Matthew Eck „Das entfernte Ufer“, 190 Seiten, 18,90 €, Tropen bei Klett-Cotta, ISBN: 978-3608501018;
„Wir sind so tief gesunken. Ich empfinde schon gar nichts mehr.“ Zwei karge Sätze, die für ein beeindruckendes Buch stehen. Ist „Das entfernte Ufer“ ein Roman oder eine Dokumentation? Der Übergang ist fließend, jedenfalls zeigt Ecks Debüt die Unmenschlichkeit des (modernen) Kriegs. Furchtbar!
Das Horn von Afrika, also Somalia. Hier kämpft die US-Armee für das, was sie Demokratie nennt. Sechs Soldaten sollen, gut versteckt, der Luftwaffe helfen beim Bombardement einer kleinen, unbedeutenden Wüstenstadt. Zwei Jugendliche stöbern sie auf, werden von ihnen mehr oder weniger versehentlich erschossen.
Die kleine Einheit will flüchten, gerät in fremdes Feuer. Die Evakuierung per Hubschrauber schlägt fehl. Drei Soldaten, darunter der Ich-Erzähler Stantz, gelingt die Flucht. Die Menschen in dem vom Krieg gepeinigten Land sind ebenso paralysiert wie die Eindringlinge.
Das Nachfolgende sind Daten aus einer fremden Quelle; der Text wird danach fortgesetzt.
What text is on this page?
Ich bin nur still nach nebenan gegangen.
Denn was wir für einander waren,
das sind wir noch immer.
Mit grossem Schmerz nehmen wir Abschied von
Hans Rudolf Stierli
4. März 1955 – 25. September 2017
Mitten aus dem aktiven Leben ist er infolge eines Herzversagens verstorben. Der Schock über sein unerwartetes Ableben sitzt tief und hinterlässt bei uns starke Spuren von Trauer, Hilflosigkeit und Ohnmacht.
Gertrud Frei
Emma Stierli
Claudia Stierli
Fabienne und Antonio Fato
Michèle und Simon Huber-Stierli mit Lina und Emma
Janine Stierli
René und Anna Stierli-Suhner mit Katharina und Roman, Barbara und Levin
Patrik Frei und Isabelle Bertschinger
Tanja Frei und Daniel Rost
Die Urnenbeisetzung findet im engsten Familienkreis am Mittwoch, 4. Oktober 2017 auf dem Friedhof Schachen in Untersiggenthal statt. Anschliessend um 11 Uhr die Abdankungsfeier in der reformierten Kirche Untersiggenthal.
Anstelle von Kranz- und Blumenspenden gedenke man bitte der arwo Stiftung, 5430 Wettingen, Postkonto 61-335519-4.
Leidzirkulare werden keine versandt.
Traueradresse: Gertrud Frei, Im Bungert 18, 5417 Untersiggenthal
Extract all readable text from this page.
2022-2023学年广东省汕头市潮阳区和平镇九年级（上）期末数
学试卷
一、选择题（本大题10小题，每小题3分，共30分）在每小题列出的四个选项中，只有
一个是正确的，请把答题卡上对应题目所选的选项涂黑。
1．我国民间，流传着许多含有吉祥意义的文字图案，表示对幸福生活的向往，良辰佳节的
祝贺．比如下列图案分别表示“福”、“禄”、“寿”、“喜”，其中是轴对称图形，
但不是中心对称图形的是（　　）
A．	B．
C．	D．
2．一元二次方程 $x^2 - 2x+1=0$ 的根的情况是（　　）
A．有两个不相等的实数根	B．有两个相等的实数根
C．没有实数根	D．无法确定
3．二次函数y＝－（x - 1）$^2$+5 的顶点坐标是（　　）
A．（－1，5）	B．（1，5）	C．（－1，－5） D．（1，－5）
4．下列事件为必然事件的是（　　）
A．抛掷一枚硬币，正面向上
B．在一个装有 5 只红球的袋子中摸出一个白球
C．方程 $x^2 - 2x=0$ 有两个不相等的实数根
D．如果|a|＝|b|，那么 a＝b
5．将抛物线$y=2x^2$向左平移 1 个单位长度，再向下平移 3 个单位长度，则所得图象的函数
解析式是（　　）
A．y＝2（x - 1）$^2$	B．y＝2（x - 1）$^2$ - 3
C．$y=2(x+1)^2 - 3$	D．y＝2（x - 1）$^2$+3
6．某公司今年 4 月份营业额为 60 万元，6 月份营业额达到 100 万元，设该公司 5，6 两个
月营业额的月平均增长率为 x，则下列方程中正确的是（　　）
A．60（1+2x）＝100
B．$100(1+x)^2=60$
Die Soldaten schlagen sich durch, es gibt weitere Opfer. Sie leben von schmutzigem Wasser und Reis, erreichen nach Wochen die eigenen Truppen – gerettet. Aber gibt es eine Rettung in diesem so sinnlos anmutendem Krieg?
Matthew Eck, geboren 1974, ehemals Soldat, erzählt die Elendsgeschichte von Stantz völlig lakonisch, reduziert auf eigene, maschinenhafte Gefühle. Mehr gibt es nicht, kaum Skrupel, nur den Willen zu überleben und Selbstverachtung. Die Soldaten erleben den Verlust jeder Würde. Die pure Unmenschlichkeit.
Ein grandioses wie furchtbares Buch. Zynisch wie emotionslos Stantz nach der Rettung von seinen Kameraden gefragt wird, wo seine Waffe ist. Und dass ihm der Verlust vom Sold abgezogen wird. Kein Wunder, dass überlebende US-Soldaten – ganz gleich ob sie sich im Irak oder einem anderen Kampfgebiet der US-Armee befinden – in Zynismus flüchten.